Shellfish producers are driving hard because they must. For years, the U.S. Congress and the United Nations have been all but frozen in the headlights of the global carbon-pollution crisis. Shellfish hatcheries, and the farmers who rely on them for seed to grow, cannot afford the luxury of inaction. 

“I don’t think we have five years to fool around with this,” says Rob Saunders, owner of Island Scallops, a well-established hatchery that supplies farmers in British Columbia. “I think we have a couple of years.” 

Corrosive waters began killing larvae at Island Scallops in 2009, and in 2010 it got much worse. “We couldn’t grow anything. It was all dying on us,” says Saunders. Like hatchery owners across the border in Washington and Oregon, Saunders rolled up his sleeves and began developing tools to adapt — mainly by monitoring to detect “bad seawater” and adjusting hatchery practices to avoid bathing larvae in it. Washington’s Blue Ribbon Panel is preparing recommendations to field-test more tools that may help producers and resource managers adapt, remediate damage to productive marine habitats, reduce local sources of waste that amplify acidification and hypoxia in coastal waters and build public awareness.
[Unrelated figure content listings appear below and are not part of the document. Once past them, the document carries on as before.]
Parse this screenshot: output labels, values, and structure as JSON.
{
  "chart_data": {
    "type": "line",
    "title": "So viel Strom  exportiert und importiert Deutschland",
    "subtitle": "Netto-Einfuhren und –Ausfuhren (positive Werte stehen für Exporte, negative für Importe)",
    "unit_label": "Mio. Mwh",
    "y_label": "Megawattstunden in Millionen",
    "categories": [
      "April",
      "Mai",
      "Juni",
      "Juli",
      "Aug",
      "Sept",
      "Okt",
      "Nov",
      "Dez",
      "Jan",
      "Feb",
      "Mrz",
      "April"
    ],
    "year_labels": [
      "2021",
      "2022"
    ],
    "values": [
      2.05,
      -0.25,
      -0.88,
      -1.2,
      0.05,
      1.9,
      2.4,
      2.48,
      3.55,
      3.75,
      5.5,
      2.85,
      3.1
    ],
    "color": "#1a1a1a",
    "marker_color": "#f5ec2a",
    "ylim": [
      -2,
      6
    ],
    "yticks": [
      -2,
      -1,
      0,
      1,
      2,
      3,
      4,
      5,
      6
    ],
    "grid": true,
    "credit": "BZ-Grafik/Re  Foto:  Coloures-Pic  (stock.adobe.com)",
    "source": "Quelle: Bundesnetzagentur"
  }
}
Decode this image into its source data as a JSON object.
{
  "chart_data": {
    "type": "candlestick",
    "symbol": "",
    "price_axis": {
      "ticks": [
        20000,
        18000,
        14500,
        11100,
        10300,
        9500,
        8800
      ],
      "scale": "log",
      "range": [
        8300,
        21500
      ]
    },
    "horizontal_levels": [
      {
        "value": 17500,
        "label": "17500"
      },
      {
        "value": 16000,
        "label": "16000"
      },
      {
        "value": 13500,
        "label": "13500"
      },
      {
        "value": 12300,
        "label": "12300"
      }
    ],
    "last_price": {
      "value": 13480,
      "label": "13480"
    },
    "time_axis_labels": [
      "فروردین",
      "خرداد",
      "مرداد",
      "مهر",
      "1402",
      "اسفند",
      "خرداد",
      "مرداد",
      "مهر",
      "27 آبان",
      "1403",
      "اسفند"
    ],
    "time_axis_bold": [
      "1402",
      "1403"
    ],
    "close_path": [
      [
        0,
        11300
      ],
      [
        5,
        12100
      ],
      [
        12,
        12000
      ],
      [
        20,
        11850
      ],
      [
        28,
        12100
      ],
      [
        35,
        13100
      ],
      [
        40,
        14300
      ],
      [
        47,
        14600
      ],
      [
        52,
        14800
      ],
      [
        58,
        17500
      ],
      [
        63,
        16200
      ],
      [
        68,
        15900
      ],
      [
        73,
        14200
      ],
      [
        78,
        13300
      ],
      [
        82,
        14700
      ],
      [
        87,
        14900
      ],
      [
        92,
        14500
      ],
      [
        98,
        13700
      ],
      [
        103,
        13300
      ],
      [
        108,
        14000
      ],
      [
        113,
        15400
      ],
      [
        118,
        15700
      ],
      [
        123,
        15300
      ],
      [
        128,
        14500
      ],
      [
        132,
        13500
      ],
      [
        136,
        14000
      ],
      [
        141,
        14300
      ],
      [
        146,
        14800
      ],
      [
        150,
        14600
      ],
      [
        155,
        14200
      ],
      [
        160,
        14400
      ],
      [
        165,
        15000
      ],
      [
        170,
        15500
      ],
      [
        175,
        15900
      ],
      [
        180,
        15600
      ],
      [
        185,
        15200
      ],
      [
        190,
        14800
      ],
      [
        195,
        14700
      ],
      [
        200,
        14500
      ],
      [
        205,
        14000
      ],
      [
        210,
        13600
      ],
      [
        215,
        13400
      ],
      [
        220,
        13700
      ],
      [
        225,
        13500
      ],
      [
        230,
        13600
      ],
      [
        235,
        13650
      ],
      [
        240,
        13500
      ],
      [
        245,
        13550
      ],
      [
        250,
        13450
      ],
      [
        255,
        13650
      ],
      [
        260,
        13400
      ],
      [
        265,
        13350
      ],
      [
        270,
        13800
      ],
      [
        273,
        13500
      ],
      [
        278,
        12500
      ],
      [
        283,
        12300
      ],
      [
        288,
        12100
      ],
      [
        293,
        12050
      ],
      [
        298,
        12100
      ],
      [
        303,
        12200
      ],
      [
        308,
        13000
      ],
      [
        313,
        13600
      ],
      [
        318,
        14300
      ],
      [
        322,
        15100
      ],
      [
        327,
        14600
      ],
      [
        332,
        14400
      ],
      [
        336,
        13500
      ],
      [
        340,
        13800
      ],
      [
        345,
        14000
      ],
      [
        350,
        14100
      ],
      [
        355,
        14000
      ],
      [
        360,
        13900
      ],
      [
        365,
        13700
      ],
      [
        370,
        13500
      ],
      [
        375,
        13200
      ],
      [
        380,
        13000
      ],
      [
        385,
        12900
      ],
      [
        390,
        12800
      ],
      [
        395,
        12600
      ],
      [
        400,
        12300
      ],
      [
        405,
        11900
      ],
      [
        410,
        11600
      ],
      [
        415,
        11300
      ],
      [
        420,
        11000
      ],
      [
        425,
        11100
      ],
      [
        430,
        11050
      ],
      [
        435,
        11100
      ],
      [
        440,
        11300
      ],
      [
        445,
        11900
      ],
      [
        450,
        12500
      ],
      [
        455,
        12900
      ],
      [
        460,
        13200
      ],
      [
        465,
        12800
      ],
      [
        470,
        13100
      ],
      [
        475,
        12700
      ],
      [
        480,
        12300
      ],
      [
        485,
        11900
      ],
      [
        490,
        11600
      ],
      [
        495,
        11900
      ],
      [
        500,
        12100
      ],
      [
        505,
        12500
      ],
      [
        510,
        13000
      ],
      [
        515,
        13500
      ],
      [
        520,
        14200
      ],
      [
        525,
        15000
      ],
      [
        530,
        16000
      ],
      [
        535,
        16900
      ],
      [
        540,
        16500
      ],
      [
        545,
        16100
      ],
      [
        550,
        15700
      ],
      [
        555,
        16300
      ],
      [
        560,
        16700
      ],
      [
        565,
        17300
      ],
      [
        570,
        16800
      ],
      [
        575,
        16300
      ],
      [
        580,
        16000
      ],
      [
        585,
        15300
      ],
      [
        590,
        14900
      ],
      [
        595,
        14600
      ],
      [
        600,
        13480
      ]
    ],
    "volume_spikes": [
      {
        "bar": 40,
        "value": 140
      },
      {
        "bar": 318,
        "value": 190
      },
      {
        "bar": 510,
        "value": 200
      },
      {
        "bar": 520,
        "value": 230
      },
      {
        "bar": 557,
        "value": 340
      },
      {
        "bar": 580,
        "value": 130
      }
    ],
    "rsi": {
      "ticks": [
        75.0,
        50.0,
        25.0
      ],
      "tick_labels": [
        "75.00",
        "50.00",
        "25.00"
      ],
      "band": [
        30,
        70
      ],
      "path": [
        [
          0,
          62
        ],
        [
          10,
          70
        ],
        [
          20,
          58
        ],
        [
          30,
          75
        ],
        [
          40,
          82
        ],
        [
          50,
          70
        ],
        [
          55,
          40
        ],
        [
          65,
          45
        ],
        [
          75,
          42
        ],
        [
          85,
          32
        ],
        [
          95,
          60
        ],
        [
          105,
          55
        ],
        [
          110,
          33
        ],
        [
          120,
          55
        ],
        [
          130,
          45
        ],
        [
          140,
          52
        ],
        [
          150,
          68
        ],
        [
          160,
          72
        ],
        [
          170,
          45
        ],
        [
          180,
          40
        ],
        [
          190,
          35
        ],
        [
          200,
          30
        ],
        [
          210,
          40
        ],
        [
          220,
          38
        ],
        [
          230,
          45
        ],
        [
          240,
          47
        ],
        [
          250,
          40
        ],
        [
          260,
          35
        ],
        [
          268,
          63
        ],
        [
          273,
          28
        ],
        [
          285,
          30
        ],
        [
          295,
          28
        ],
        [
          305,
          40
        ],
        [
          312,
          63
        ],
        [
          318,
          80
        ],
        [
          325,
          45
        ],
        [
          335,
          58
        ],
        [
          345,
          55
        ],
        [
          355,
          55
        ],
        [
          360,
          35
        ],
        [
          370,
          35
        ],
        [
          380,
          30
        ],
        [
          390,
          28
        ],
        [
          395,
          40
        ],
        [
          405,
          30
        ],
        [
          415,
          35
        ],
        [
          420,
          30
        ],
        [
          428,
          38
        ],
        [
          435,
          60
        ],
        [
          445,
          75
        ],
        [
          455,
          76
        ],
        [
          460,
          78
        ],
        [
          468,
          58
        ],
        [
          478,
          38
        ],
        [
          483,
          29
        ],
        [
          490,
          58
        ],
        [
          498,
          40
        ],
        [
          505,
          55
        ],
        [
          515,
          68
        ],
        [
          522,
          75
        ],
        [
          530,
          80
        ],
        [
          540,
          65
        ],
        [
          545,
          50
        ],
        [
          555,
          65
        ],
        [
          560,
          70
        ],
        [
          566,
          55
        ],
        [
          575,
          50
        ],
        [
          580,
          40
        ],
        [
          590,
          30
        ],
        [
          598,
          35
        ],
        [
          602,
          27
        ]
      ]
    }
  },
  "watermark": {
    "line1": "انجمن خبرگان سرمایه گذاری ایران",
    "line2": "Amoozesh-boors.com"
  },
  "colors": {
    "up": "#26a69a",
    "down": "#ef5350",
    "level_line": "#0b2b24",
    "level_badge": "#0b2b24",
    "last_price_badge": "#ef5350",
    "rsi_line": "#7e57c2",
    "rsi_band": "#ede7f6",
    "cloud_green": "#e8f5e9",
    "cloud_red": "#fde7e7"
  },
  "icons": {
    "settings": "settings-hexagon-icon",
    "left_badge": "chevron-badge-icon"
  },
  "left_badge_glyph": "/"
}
During the last week of September, leading ocean acidification researchers gathered for a global symposium in Monterey, Calif. The X Prize Foundation announced a new “ocean health” prize to encourage development of better marine sensor systems to help speed our response to this crisis. Google unveiled a new “ocean acidification tour” developed with marine scientists (online at http://bit.ly/SFB2012_PointOfView).

Are these actions enough? No, but they are necessary steps. We must protect shellfish production — and where possible, marine food webs that sustain nearly all other seafood — while politicians and industrialists dither and stall about tackling the defining pollution problem of our time. Dr. Joan Kleypas of the National Oceanic and Atmospheric Administration, a renowned acidification researcher, summed up the scientific consensus last month in Monterey: “The root cause is a carbon dioxide habit that causes multiple health issues in the ocean. Until we can kick the habit, we have to buy time.”

Brad Warren, a former National Fisherman regional editor, later served as editor and publisher of Pacific Fishing. He now runs the Global Ocean Health Program, a joint initiative of the Sustainable Fisheries Partnership and the National Fisheries Conservation Center.